Den grössten Einfluss hat die inländische Stromproduktion: 63 Prozent davon sind erneuerbar, der Grossteil davon ist Wasserkraft (58 Prozent). Der Beitrag der neuen erneuerbaren Energien, sprich aus der Sonnenenergie-, Biomasse-, Biogas-, Wind- und Abfallnutzung, beträgt rund 4,5 Prozent der gesamten Elektrizitätsproduktion. Zum Vergleich: Im letzten Jahr waren es 3,9 Prozent. Der grösste Zuwachs gab es in der Photovoltaik.

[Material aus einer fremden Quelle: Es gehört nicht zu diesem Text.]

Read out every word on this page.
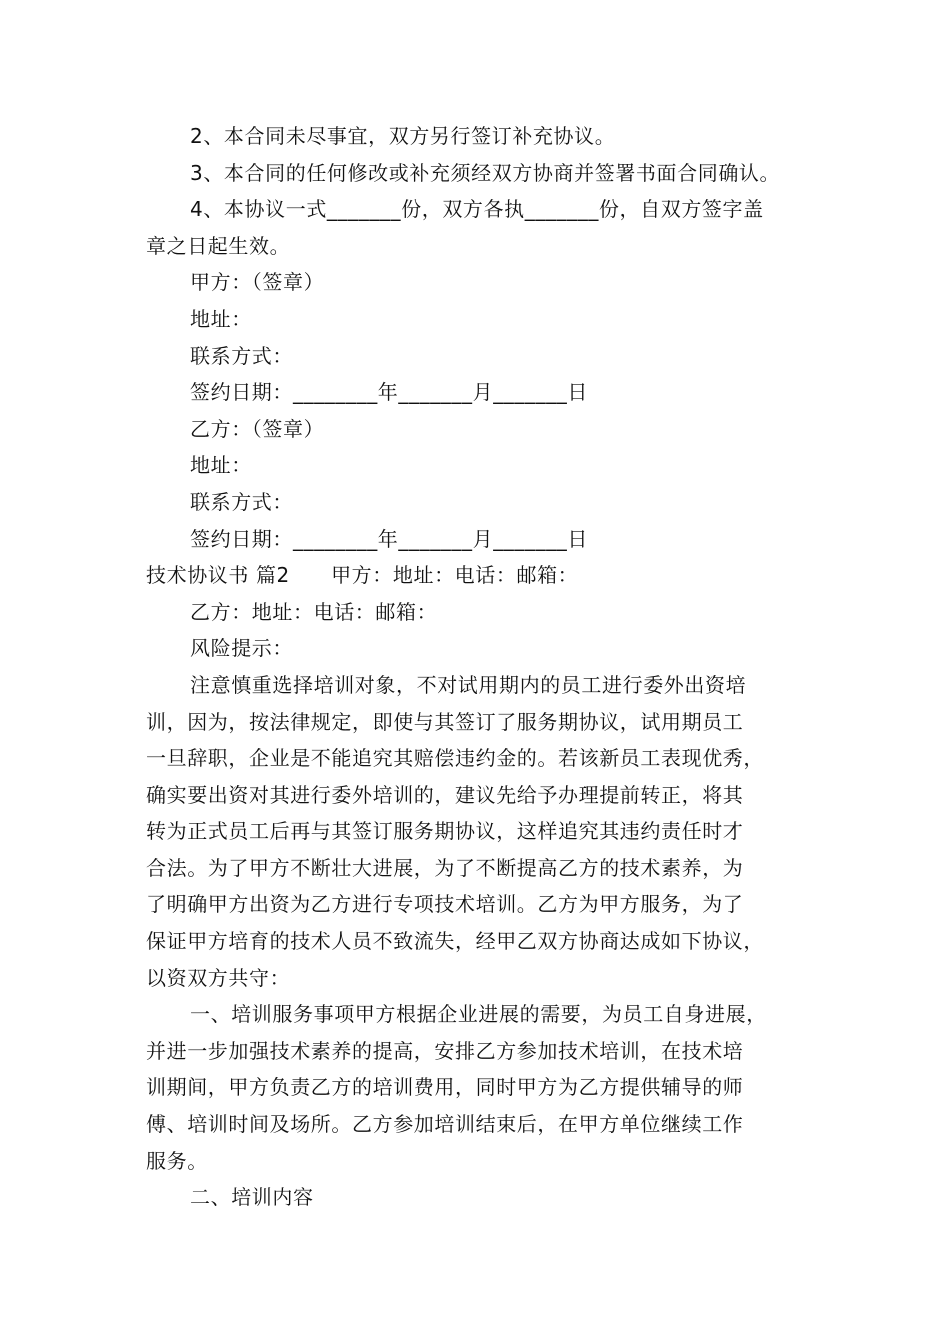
2、本合同未尽事宜，双方另行签订补充协议。
3、本合同的任何修改或补充须经双方协商并签署书面合同确认。
4、本协议一式_______份，双方各执_______份，自双方签字盖
章之日起生效。
甲方：（签章）
地址：
联系方式：
签约日期：________年_______月_______日
乙方：（签章）
地址：
联系方式：
签约日期：________年_______月_______日
技术协议书 篇2　　甲方：地址：电话：邮箱：
乙方：地址：电话：邮箱：
风险提示：
注意慎重选择培训对象，不对试用期内的员工进行委外出资培
训，因为，按法律规定，即使与其签订了服务期协议，试用期员工
一旦辞职，企业是不能追究其赔偿违约金的。若该新员工表现优秀，
确实要出资对其进行委外培训的，建议先给予办理提前转正，将其
转为正式员工后再与其签订服务期协议，这样追究其违约责任时才
合法。为了甲方不断壮大进展，为了不断提高乙方的技术素养，为
了明确甲方出资为乙方进行专项技术培训。乙方为甲方服务，为了
保证甲方培育的技术人员不致流失，经甲乙双方协商达成如下协议，
以资双方共守：
一、培训服务事项甲方根据企业进展的需要，为员工自身进展，
并进一步加强技术素养的提高，安排乙方参加技术培训，在技术培
训期间，甲方负责乙方的培训费用，同时甲方为乙方提供辅导的师
傅、培训时间及场所。乙方参加培训结束后，在甲方单位继续工作
服务。
二、培训内容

Einen wesentlichen Einfluss hat neben der Stromproduktion aber auch die Wärmeerzeugung. Heute sind 19 Prozent von unserem Wärmeverbrauch erneuerbar, im Jahr 2000 waren es erst 9,1 Prozent. Davon stammt rund die Hälfte aus modernen Holzfeuerungen, und rund ein Drittel wird mittels Wärmepumpen der Umwelt entzogen (d.h. der Luft, den Gewässern oder dem Boden). Weitere Beiträge kommen aus der Abwärmenutzung aus Abfallverbrennungsanlagen, Sonnenenergie und Klärgas.

Die Details sind nachzulesen in der Schweizerische Statistik der erneuerbaren Energien – Ausgabe 2015. Erste Zahlen für 2016 publiziert das BFE voraussichtlich im Juni 2017, und zwar hier.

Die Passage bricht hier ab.